A couple of weeks ago, while I was putting away the groceries that I had ordered online earlier that week, and which had just been delivered to my house, Child 2 asked something to the effect of “When you were my age, did you ever imagine that you could order groceries from the comfort of your chair, and have them delivered to your house?”
My answer was that, yes, I could easily imagine that, because it was something that actually happened, then.
When I was growing up, we spent some summers in my father’s Godmother’s house. About once a week, she would call the local grocer’s and place an order. The order would be delivered a few hours later. The amount would be added to her ongoing tally, and the bill would be settled at the end of the month.
There were some differences between that experience and mine, of course.
For a starter, the medium: we don’t “call” the shop to place an order. I was going to say that we don’t use the phone, but we do – we can order our shopping through an app, on our phones. Likewise, I was going to say that we don’t use our voice, but we can still do that: it is possible to order our groceries via our voice-based virtual assistants (Alexa, etc…).

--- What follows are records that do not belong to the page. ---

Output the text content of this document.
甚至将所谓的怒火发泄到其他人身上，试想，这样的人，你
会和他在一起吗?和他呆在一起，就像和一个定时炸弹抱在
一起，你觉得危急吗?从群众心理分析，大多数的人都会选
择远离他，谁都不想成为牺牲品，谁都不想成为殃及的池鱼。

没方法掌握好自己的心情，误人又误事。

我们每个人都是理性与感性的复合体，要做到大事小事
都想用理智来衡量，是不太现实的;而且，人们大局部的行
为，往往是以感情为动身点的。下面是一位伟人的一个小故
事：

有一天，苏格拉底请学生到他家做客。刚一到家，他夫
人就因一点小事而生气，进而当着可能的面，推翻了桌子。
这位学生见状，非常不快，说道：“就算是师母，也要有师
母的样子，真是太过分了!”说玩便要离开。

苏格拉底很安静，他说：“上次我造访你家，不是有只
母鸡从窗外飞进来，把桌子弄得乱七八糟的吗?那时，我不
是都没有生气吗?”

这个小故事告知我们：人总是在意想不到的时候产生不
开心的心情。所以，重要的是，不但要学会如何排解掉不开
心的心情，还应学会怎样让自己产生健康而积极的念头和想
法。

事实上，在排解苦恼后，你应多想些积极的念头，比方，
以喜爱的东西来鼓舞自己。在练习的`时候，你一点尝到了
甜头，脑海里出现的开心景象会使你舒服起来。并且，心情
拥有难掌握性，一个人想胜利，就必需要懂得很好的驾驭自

The other big difference is the provider. I had ordered from a large supermarket. For my father’s godmother, this service was only available from the local grocery store, not the larger competitors. Moreover, this service was available for a limited range of products, only; whereas, today, I can get pretty much anything delivered to my door.
But, other than that, my grocery shopping experience was not really “new”.
This exchange reminded me of an interesting podcast episode from the Conversation, and the associated article entitled “How the future of shopping was shaped by its past”, by Rachel Bowlby. The author says:
“(S)hopping history never moves in one single direction or all at once. There have always been regional and chronological divergences from mainstream developments. There are also retailing modes that fall by the wayside and then return at a later date in new guises or with new names. They often have every appearance of being newly invented”
Bowlby shares numerous examples of previous incarnations of retail phenomena that we think of as ‘modern’, such as fast-fashion, pop-up shops, virtual shopping, chain stores and, of course, home delivery. It’s a really interesting article, and a very entertaining podcast episode. Do check it out.
What other “shopping innovations” strike you as not being a novelty at all?